Terry H. Schwadron
Aug. 9, 2020
Donald Trump moved yesterday on his desire to drop the payroll tax for the rest of the year to bring back the economy, a proposition that most economists, and even Senate Republicans, reject.
Trump, who has hung back as negotiators for the White House and Democratic leaders have run into impasse over a new pandemic aid package, offered a legally questionable executive order to eliminate the payroll tax as a main tool for the role he seeks as last-minute hero.
What is not at all clear, however, is how dropping six months of payroll tax would help, and whether Trump can take the action by himself.
As presented, the payroll tax cut would be part of executive orders that would pay state-paid unemployment benefits through the end of the year, extend eviction and student loan protections — orders short on exactly the detail that has derailed the compromise talks. Where the states get the money was not explained.
Normally, that authority resides in the Congress, and its Constitutional power over spending. There be lawsuits and messiness to follow, which seems to be fine by Trump, who will move ahead to use “tax cut” as a political thrust in his flailing re-election campaign.
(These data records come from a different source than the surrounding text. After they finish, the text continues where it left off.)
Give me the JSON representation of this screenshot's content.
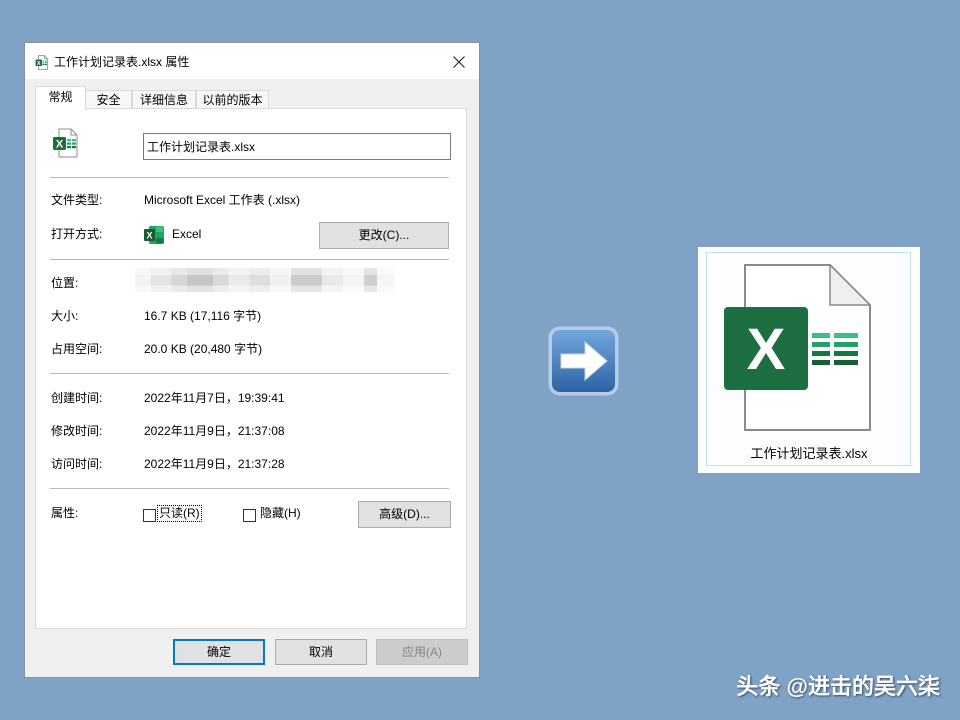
{
  "colors": {
    "desktop_bg": "#7fa3c7",
    "excel_green": "#1d6f42",
    "accent_blue": "#0078d7"
  },
  "excel_logo_letter": "X",
  "dialog": {
    "title": "工作计划记录表.xlsx 属性",
    "title_icon": "excel-file-icon",
    "close_icon": "close-icon",
    "tabs": [
      {
        "label": "常规",
        "active": true
      },
      {
        "label": "安全",
        "active": false
      },
      {
        "label": "详细信息",
        "active": false
      },
      {
        "label": "以前的版本",
        "active": false
      }
    ],
    "general": {
      "file_icon": "excel-file-icon",
      "filename": "工作计划记录表.xlsx",
      "file_type": {
        "label": "文件类型:",
        "value": "Microsoft Excel 工作表 (.xlsx)"
      },
      "open_with": {
        "label": "打开方式:",
        "app_icon": "excel-app-icon",
        "app": "Excel",
        "change_button": "更改(C)..."
      },
      "location": {
        "label": "位置:",
        "value_redacted": true
      },
      "size": {
        "label": "大小:",
        "value": "16.7 KB (17,116 字节)"
      },
      "size_on_disk": {
        "label": "占用空间:",
        "value": "20.0 KB (20,480 字节)"
      },
      "created": {
        "label": "创建时间:",
        "value": "2022年11月7日，19:39:41"
      },
      "modified": {
        "label": "修改时间:",
        "value": "2022年11月9日，21:37:08"
      },
      "accessed": {
        "label": "访问时间:",
        "value": "2022年11月9日，21:37:28"
      },
      "attributes": {
        "label": "属性:",
        "readonly": {
          "label": "只读(R)",
          "checked": false,
          "focused": true
        },
        "hidden": {
          "label": "隐藏(H)",
          "checked": false
        },
        "advanced_button": "高级(D)..."
      }
    },
    "buttons": {
      "ok": "确定",
      "cancel": "取消",
      "apply": "应用(A)",
      "apply_enabled": false
    }
  },
  "arrow": {
    "icon": "arrow-right-icon"
  },
  "file_preview": {
    "icon": "excel-file-icon",
    "label": "工作计划记录表.xlsx",
    "selected": true
  },
  "watermark": "头条 @进击的吴六柒"
}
Trump believes the law is as Trump wants, and objectors can see him in court.
But let’s set aside the questionable authority here. Cutting the payroll tax feels like the wrong tool for the problem at hand.
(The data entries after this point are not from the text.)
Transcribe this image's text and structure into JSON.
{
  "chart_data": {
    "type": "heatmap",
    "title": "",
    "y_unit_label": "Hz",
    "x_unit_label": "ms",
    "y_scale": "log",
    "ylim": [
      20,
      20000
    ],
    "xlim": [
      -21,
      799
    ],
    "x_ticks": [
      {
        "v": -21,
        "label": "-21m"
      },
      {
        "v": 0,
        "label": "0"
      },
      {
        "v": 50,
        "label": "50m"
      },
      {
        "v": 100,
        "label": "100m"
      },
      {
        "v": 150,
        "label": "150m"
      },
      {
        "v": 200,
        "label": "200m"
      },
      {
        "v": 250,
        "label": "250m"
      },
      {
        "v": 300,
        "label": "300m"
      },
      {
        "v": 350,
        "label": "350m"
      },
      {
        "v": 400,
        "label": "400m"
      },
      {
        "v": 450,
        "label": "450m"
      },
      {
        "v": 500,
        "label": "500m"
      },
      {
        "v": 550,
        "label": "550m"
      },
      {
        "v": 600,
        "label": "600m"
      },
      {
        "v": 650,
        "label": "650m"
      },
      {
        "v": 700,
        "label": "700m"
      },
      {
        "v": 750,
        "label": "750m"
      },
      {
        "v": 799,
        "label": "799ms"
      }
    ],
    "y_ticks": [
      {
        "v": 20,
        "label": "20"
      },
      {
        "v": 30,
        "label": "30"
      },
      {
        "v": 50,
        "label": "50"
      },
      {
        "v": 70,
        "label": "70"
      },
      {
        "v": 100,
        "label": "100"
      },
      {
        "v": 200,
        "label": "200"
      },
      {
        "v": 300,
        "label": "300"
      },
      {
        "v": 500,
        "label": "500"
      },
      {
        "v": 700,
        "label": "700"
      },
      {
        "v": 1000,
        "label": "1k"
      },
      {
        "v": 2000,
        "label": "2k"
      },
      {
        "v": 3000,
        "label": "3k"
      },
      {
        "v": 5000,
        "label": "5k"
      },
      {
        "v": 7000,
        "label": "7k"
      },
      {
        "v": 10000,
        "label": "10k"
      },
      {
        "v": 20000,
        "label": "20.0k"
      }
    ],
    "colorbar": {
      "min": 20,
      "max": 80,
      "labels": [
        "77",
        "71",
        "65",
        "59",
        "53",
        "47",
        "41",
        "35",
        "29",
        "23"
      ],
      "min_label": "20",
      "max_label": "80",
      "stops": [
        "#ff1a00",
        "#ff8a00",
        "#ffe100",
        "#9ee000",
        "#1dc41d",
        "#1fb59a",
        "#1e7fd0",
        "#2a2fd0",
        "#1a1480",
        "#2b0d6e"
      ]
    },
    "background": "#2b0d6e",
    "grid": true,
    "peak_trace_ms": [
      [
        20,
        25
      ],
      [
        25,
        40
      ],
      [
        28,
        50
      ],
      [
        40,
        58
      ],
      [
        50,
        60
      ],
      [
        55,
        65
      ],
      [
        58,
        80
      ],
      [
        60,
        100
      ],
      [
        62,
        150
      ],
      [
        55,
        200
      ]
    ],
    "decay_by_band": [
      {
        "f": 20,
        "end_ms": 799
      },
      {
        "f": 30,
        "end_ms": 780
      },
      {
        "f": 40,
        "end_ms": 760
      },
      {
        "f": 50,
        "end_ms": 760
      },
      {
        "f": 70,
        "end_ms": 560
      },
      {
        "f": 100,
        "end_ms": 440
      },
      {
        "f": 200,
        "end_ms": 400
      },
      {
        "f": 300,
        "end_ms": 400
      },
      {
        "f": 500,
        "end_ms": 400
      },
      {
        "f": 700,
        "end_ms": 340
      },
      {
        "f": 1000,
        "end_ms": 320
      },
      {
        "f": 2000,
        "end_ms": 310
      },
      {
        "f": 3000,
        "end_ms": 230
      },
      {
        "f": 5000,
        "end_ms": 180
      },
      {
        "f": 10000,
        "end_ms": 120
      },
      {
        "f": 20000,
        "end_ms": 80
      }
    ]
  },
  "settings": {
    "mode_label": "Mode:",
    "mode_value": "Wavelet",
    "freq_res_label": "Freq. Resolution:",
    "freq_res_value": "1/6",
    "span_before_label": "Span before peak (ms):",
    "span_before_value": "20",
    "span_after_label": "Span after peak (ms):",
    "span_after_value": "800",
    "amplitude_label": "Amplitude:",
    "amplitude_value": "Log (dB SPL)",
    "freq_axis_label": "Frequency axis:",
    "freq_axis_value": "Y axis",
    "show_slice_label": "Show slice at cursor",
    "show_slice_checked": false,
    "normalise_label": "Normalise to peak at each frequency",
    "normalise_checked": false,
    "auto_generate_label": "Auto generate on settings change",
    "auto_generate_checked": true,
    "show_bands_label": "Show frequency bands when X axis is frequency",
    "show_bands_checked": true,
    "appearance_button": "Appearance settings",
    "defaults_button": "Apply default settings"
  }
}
What virtually every other leader says is that in a time of pandemic and economic emergency, we need direct aid to individuals and businesses to stay afloat and a quick infusion of lots of cash. Eliminating payroll taxes for six months does neither, amounting to too small a total to be stimulus, representing a drawn-out approach, and further harming both Medicare and Social Security in a health emergency.
What Do We Know?
Here’s the conclusion of Center for Budget and Policy Priorities: “A payroll tax cut would constitute poor and inefficient economic stimulus. Other stimulus measures that would be highly effective and for which there is great need — such as aid to help states cover their $650 billion in revenue shortfalls and avoid deep cuts to state services, strengthened nutrition assistance, extended unemployment insurance, and measures to maintain and bolster health coverage and care — should not be held hostage to a poorly conceived payroll tax cut proposal.”
A New York Times analysis said, “Most economists, even conservative ones, do not rank a payroll tax cut anywhere close to the top of their list for best ways to support and stimulate the American economy as it struggles to climb out of the recession.”
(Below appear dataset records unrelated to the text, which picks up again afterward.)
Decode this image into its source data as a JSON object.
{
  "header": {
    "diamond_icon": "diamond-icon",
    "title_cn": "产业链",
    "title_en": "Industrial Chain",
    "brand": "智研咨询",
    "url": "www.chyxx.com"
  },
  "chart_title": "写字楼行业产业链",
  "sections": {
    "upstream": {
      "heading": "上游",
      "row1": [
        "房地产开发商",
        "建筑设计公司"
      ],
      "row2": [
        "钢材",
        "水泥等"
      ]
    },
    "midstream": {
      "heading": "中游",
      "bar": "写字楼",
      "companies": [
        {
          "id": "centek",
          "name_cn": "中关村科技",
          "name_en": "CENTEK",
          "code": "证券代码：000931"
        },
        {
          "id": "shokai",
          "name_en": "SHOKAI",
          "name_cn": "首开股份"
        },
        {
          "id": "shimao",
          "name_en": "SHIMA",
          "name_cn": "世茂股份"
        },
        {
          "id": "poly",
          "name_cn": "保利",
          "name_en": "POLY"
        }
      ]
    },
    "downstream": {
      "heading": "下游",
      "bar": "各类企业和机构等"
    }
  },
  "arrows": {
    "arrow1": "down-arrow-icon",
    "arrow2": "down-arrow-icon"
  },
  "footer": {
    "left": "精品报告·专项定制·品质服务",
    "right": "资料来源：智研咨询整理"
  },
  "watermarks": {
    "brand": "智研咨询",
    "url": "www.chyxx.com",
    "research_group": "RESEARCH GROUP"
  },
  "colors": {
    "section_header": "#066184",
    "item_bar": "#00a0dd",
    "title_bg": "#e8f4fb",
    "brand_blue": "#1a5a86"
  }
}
Team Trumo argues that by reducing the cost of employing someone, and increasing the amount of money workers take home, the cut will make both hiring and job-seeking more attractive. So, how much would that be?
Payroll taxes are on a sliding scale but average 7.6 percent of weekly pay for workers and the same for employers. That money goes mostly to Social Security up ro $137,700 in income, with less for Medicare. When figured into income tax, cutting the tax would amounts to about 2 percent of taxes, maybe one week’s wages.
Of course, if you’re out of work, there is no benefit here. Aren’t those out of work the people we want to help? Rather, the perceived benefit is all to incent employers to speed hiring. But for six months in the middle of pandemic? How does this make sense? Besides, Congress has already passed a bill this year that delays — but does not eliminate — the employer side of those taxes, meaning companies will not have to start paying their liabilities for this year until next year.
Overall, eliminating the payroll tax would favor high earners.
Suspending the taxes would cost the government about $400 billion from August through the end of the year, according to estimates from the Committee for a Responsible Federal Budget in Washington.
Senate Finance Chairman Chuck Grassley, a Republican from Iowa, warned this week that a payroll tax cut would create a “public relations problem,” arguing that direct payments to families would prove more meaningful to individual voters.
A Fix Missing the Problem
Despite Trump’s obsession with cutting the payroll tax, it seems the paper-and-pencil exercises show there is no quick, effective infusion of money in the economy nor substantial direct help for individuals.
Obviously, the pandemic itself remains the biggest disincentive to the economy. Nothing in the executive orders Trump promises helps expand testing or equipping businesses, schools, child-care facilities or anyone else with tools to deal with effects of the disease.
Business’ main problem is lack of customers for their products — both because of social distancing measures and because many customers’ incomes have fallen dramatically as unemployment has risen. Businesses will not hire (or retain) more workers or invest in more equipment than they need to produce the goods and services they can actually sell.
At the end of the day, in more normal times, I would want to keep the payroll tax just to make sure we have functioning programs for the health and welfare of seniors, services which otherwise would require a congressional bill to restore if the tax is cut.
In the time of pandemic, using this payroll tax as a major vehicle for aid seems way off the mark.